The error I get from g++4.1.2 is:
pipe_processor_test.cpp:142: error: no matching function for call to
?test_service::test_service(test_service)?
../inc/test_service.h:27: note: candidates are:
test_service::test_service(bool)
../inc/test_service.h:7: note:
test_service::test_service(test_service&)
Is there the default c-tor for 'test_service'? I presume there is.
So, 'test_service' copy constructor takes a non-const reference. To
initialize the argument to your 'run_query', a temporary of type
'location_service' has to be created (or has to be able to be created),
and I am guessing there is no conversion that the compiler can use.
When you supply a "real" object, not a temporary, the derived-to base
conversion is used, and all is well.
The bool constructor is made by me, but the non-const copy constructor
is the compiler's.
What??? Why would the compiler create a non-const copy c-tor? Or,
rather, what have you done to tell it to create that particular form of
the copy c-tor?
> Line 7 is the opening brace for the class.

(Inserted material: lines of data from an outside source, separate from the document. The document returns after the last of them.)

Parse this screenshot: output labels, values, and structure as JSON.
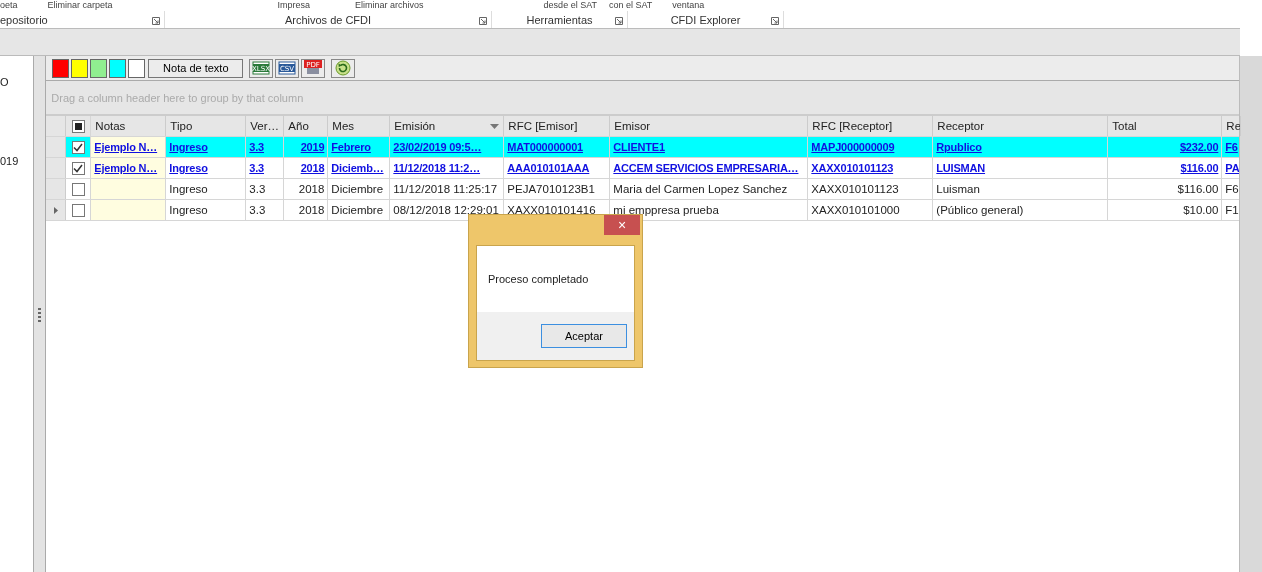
{
  "ribbon": {
    "top_items": [
      "oeta",
      "Eliminar carpeta",
      "Impresa",
      "Eliminar archivos",
      "desde el SAT",
      "con el SAT",
      "ventana"
    ],
    "groups": [
      {
        "label": "epositorio"
      },
      {
        "label": "Archivos de CFDI"
      },
      {
        "label": "Herramientas"
      },
      {
        "label": "CFDI Explorer"
      }
    ]
  },
  "side_panel": {
    "items": [
      "O",
      "019"
    ]
  },
  "toolbar": {
    "swatches": [
      {
        "color": "#ff0000"
      },
      {
        "color": "#ffff00"
      },
      {
        "color": "#90ee90"
      },
      {
        "color": "#00ffff"
      },
      {
        "color": "#ffffff"
      }
    ],
    "note_button": "Nota de texto",
    "export_buttons": [
      {
        "label": "XLSX"
      },
      {
        "label": "CSV"
      },
      {
        "label": "PDF"
      }
    ]
  },
  "grid": {
    "group_panel": "Drag a column header here to group by that column",
    "select_all": {
      "partial": true
    },
    "columns": [
      {
        "label": "Notas",
        "kind": "text"
      },
      {
        "label": "Tipo",
        "kind": "text"
      },
      {
        "label": "Ver…",
        "kind": "text"
      },
      {
        "label": "Año",
        "kind": "number"
      },
      {
        "label": "Mes",
        "kind": "text"
      },
      {
        "label": "Emisión",
        "kind": "text",
        "sorted": true
      },
      {
        "label": "RFC [Emisor]",
        "kind": "text"
      },
      {
        "label": "Emisor",
        "kind": "text"
      },
      {
        "label": "RFC [Receptor]",
        "kind": "text"
      },
      {
        "label": "Receptor",
        "kind": "text"
      },
      {
        "label": "Total",
        "kind": "number"
      },
      {
        "label": "Re",
        "kind": "text"
      }
    ],
    "rows": [
      {
        "checked": true,
        "link": true,
        "selected": false,
        "color": "#00ffff",
        "cells": [
          "Ejemplo N…",
          "Ingreso",
          "3.3",
          "2019",
          "Febrero",
          "23/02/2019 09:5…",
          "MAT000000001",
          "CLIENTE1",
          "MAPJ000000009",
          "Rpublico",
          "$232.00",
          "F6"
        ]
      },
      {
        "checked": true,
        "link": true,
        "selected": false,
        "color": "#ffffff",
        "cells": [
          "Ejemplo N…",
          "Ingreso",
          "3.3",
          "2018",
          "Diciemb…",
          "11/12/2018 11:2…",
          "AAA010101AAA",
          "ACCEM SERVICIOS EMPRESARIA…",
          "XAXX010101123",
          "LUISMAN",
          "$116.00",
          "PA"
        ]
      },
      {
        "checked": false,
        "link": false,
        "selected": false,
        "color": "#ffffff",
        "cells": [
          "",
          "Ingreso",
          "3.3",
          "2018",
          "Diciembre",
          "11/12/2018 11:25:17",
          "PEJA7010123B1",
          "Maria del Carmen Lopez Sanchez",
          "XAXX010101123",
          "Luisman",
          "$116.00",
          "F6"
        ]
      },
      {
        "checked": false,
        "link": false,
        "selected": true,
        "color": "#ffffff",
        "cells": [
          "",
          "Ingreso",
          "3.3",
          "2018",
          "Diciembre",
          "08/12/2018 12:29:01",
          "XAXX010101416",
          "mi emppresa prueba",
          "XAXX010101000",
          "(Público general)",
          "$10.00",
          "F1"
        ]
      }
    ]
  },
  "dialog": {
    "message": "Proceso completado",
    "button": "Aceptar",
    "close": "×"
  }
}
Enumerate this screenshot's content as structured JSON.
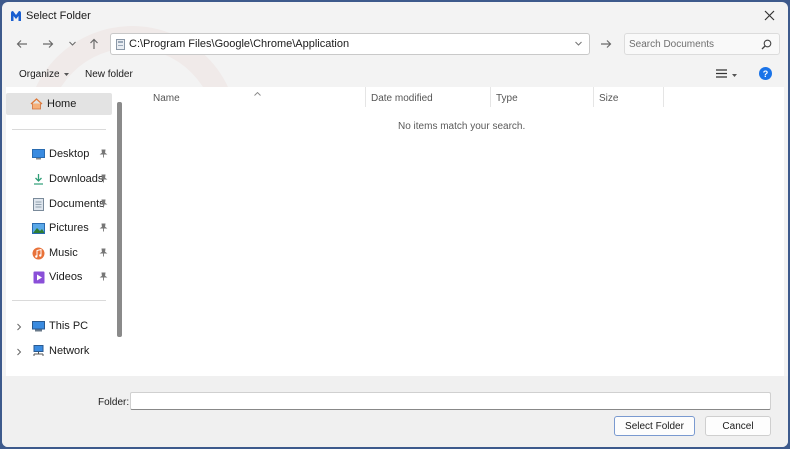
{
  "window": {
    "title": "Select Folder"
  },
  "address_bar": {
    "path": "C:\\Program Files\\Google\\Chrome\\Application"
  },
  "search": {
    "placeholder": "Search Documents"
  },
  "toolbar": {
    "organize_label": "Organize",
    "new_folder_label": "New folder",
    "help_label": "?"
  },
  "sidebar": {
    "home": {
      "label": "Home"
    },
    "quick_access": [
      {
        "label": "Desktop",
        "icon": "desktop-icon",
        "pinned": true
      },
      {
        "label": "Downloads",
        "icon": "downloads-icon",
        "pinned": true
      },
      {
        "label": "Documents",
        "icon": "documents-icon",
        "pinned": true
      },
      {
        "label": "Pictures",
        "icon": "pictures-icon",
        "pinned": true
      },
      {
        "label": "Music",
        "icon": "music-icon",
        "pinned": true
      },
      {
        "label": "Videos",
        "icon": "videos-icon",
        "pinned": true
      }
    ],
    "locations": [
      {
        "label": "This PC",
        "icon": "computer-icon"
      },
      {
        "label": "Network",
        "icon": "network-icon"
      }
    ]
  },
  "file_list": {
    "columns": [
      "Name",
      "Date modified",
      "Type",
      "Size"
    ],
    "empty_message": "No items match your search."
  },
  "footer": {
    "folder_label": "Folder:",
    "folder_value": "",
    "select_button_label": "Select Folder",
    "cancel_button_label": "Cancel"
  },
  "colors": {
    "accent": "#1a73e8",
    "frame": "#3d5a8c"
  }
}
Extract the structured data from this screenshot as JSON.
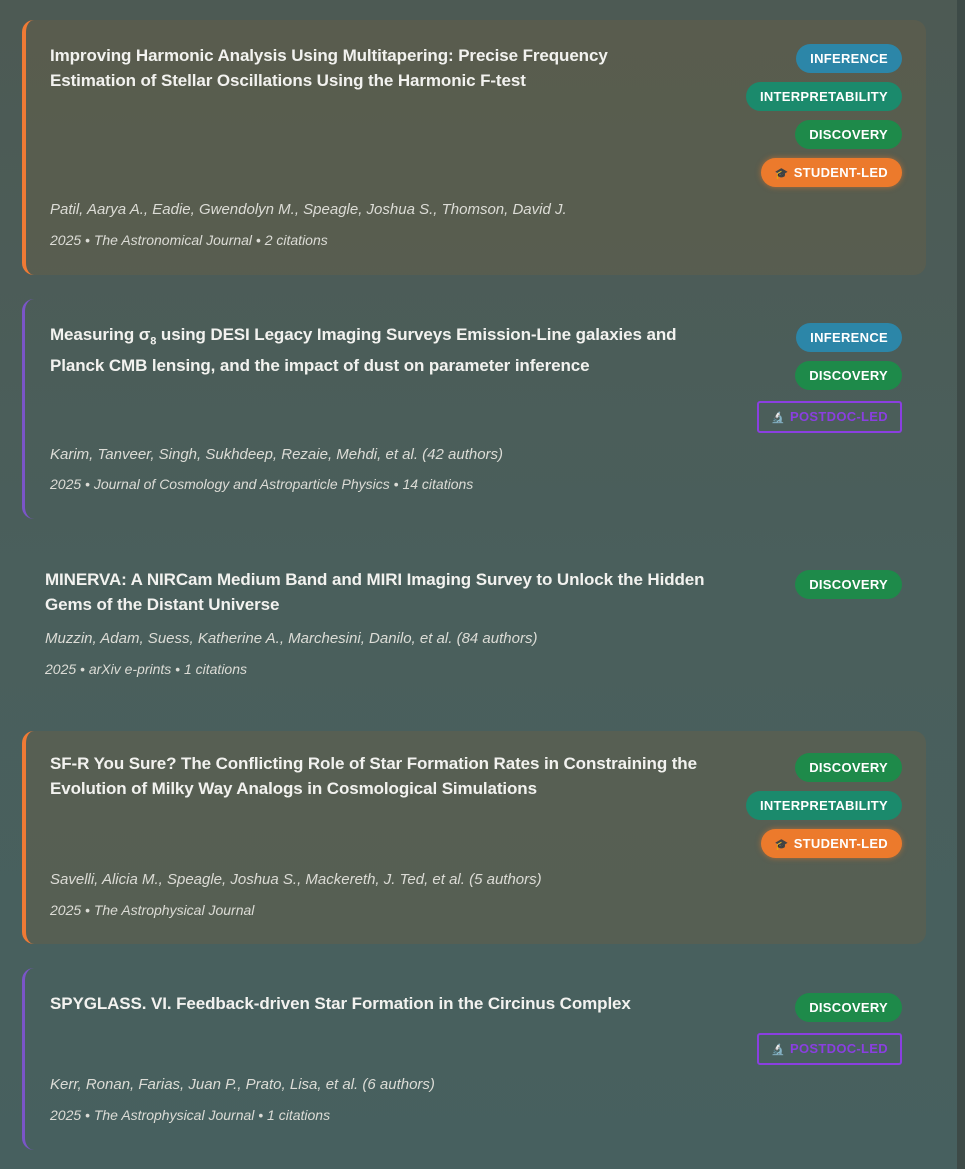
{
  "papers": [
    {
      "title": "Improving Harmonic Analysis Using Multitapering: Precise Frequency Estimation of Stellar Oscillations Using the Harmonic F-test",
      "authors": "Patil, Aarya A., Eadie, Gwendolyn M., Speagle, Joshua S., Thomson, David J.",
      "meta": "2025 • The Astronomical Journal • 2 citations",
      "tags": {
        "inference": "INFERENCE",
        "interpretability": "INTERPRETABILITY",
        "discovery": "DISCOVERY",
        "student": "STUDENT-LED"
      }
    },
    {
      "title_prefix": "Measuring σ",
      "title_subscript": "8",
      "title_rest": " using DESI Legacy Imaging Surveys Emission-Line galaxies and Planck CMB lensing, and the impact of dust on parameter inference",
      "authors": "Karim, Tanveer, Singh, Sukhdeep, Rezaie, Mehdi, et al. (42 authors)",
      "meta": "2025 • Journal of Cosmology and Astroparticle Physics • 14 citations",
      "tags": {
        "inference": "INFERENCE",
        "discovery": "DISCOVERY",
        "postdoc": "POSTDOC-LED"
      }
    },
    {
      "title": "MINERVA: A NIRCam Medium Band and MIRI Imaging Survey to Unlock the Hidden Gems of the Distant Universe",
      "authors": "Muzzin, Adam, Suess, Katherine A., Marchesini, Danilo, et al. (84 authors)",
      "meta": "2025 • arXiv e-prints • 1 citations",
      "tags": {
        "discovery": "DISCOVERY"
      }
    },
    {
      "title": "SF-R You Sure? The Conflicting Role of Star Formation Rates in Constraining the Evolution of Milky Way Analogs in Cosmological Simulations",
      "authors": "Savelli, Alicia M., Speagle, Joshua S., Mackereth, J. Ted, et al. (5 authors)",
      "meta": "2025 • The Astrophysical Journal",
      "tags": {
        "discovery": "DISCOVERY",
        "interpretability": "INTERPRETABILITY",
        "student": "STUDENT-LED"
      }
    },
    {
      "title": "SPYGLASS. VI. Feedback-driven Star Formation in the Circinus Complex",
      "authors": "Kerr, Ronan, Farias, Juan P., Prato, Lisa, et al. (6 authors)",
      "meta": "2025 • The Astrophysical Journal • 1 citations",
      "tags": {
        "discovery": "DISCOVERY",
        "postdoc": "POSTDOC-LED"
      }
    }
  ],
  "icons": {
    "student": "graduation-cap-icon",
    "postdoc": "microscope-icon"
  },
  "colors": {
    "student_accent": "#ef7a35",
    "postdoc_accent": "#8a3fe0",
    "inference": "#2c86a8",
    "interpretability": "#1b8a6c",
    "discovery": "#1e8a4a"
  }
}
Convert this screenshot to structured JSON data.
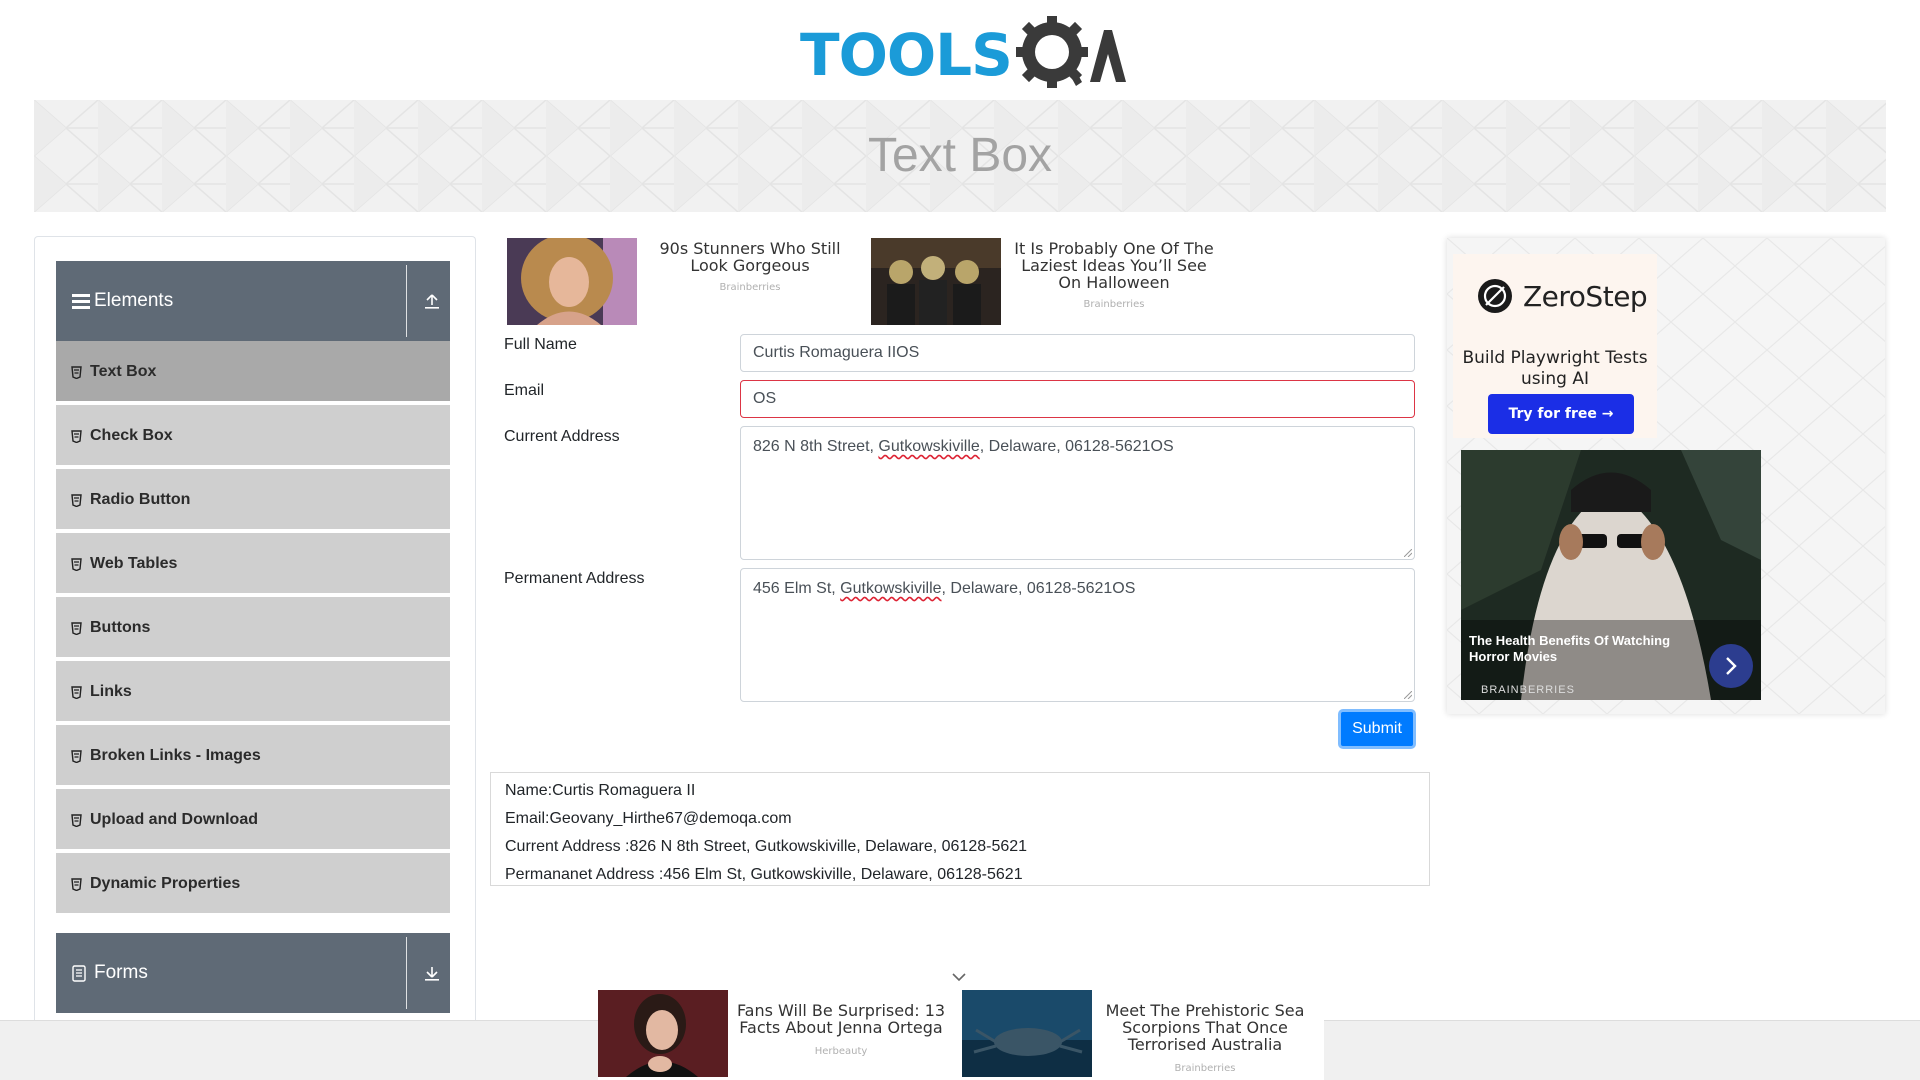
{
  "logo": {
    "text": "TOOLS",
    "qa": "QA"
  },
  "banner": {
    "title": "Text Box"
  },
  "sidebar": {
    "elements_group": {
      "label": "Elements"
    },
    "items": [
      {
        "label": "Text Box",
        "active": true
      },
      {
        "label": "Check Box"
      },
      {
        "label": "Radio Button"
      },
      {
        "label": "Web Tables"
      },
      {
        "label": "Buttons"
      },
      {
        "label": "Links"
      },
      {
        "label": "Broken Links - Images"
      },
      {
        "label": "Upload and Download"
      },
      {
        "label": "Dynamic Properties"
      }
    ],
    "forms_group": {
      "label": "Forms"
    }
  },
  "top_ads": [
    {
      "title": "90s Stunners Who Still Look Gorgeous",
      "source": "Brainberries"
    },
    {
      "title": "It Is Probably One Of The Laziest Ideas You’ll See On Halloween",
      "source": "Brainberries"
    }
  ],
  "form": {
    "full_name": {
      "label": "Full Name",
      "value": "Curtis Romaguera IIOS"
    },
    "email": {
      "label": "Email",
      "value": "OS"
    },
    "current_address": {
      "label": "Current Address",
      "value_pre": "826 N 8th Street, ",
      "value_misspelled": "Gutkowskiville",
      "value_post": ", Delaware, 06128-5621OS"
    },
    "permanent_address": {
      "label": "Permanent Address",
      "value_pre": "456 Elm St, ",
      "value_misspelled": "Gutkowskiville",
      "value_post": ", Delaware, 06128-5621OS"
    },
    "submit_label": "Submit"
  },
  "output": {
    "name": "Name:Curtis Romaguera II",
    "email": "Email:Geovany_Hirthe67@demoqa.com",
    "current_address": "Current Address :826 N 8th Street, Gutkowskiville, Delaware, 06128-5621",
    "permanent_address": "Permananet Address :456 Elm St, Gutkowskiville, Delaware, 06128-5621"
  },
  "right_ad": {
    "brand": "ZeroStep",
    "tagline": "Build Playwright Tests using AI",
    "cta": "Try for free →",
    "story_title": "The Health Benefits Of Watching Horror Movies",
    "story_source": "BRAINBERRIES"
  },
  "bottom_ads": [
    {
      "title": "Fans Will Be Surprised: 13 Facts About Jenna Ortega",
      "source": "Herbeauty"
    },
    {
      "title": "Meet The Prehistoric Sea Scorpions That Once Terrorised Australia",
      "source": "Brainberries"
    }
  ],
  "colors": {
    "logo_blue": "#1b9bd8",
    "logo_dark": "#3a3a3a",
    "sidebar_header": "#5f6a76",
    "menu_item": "#cfcfcf",
    "menu_item_active": "#a9a9a9",
    "submit": "#007bff",
    "error_border": "#dc3545",
    "cta_blue": "#1b2ee6"
  }
}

I can't make any sense of this. Does anyone have ANY idea what might
be going on so I can try to narrow it down and create a minimal
example to get better help? The attempts I've made so far work
fine.
Under what conditions in which the first could work might the second
not when the parameter is const ref? I can't think of any.
Thanks for any help that can be provided. I know it's a reach.
Please try to narrow it down by copying your classes into a separate
module and gradually removing all that is irrelevant, while still trying
to repeat the compiler behavior. Then post the remaining source, which
by that time should be no larger than this:
struct loc {
loc() {}
loc(loc&) {}
};
struct test : loc {
test(test& t) : loc(t) {}
test() : loc() {}
};
void foo(const loc&);
int main()
{
foo(test()); // and here you should get an error
test t;
foo(t);
}
I don't get the error with Comeau online for this program, but (a) I was
just guessing, and (b) that is a different compiler.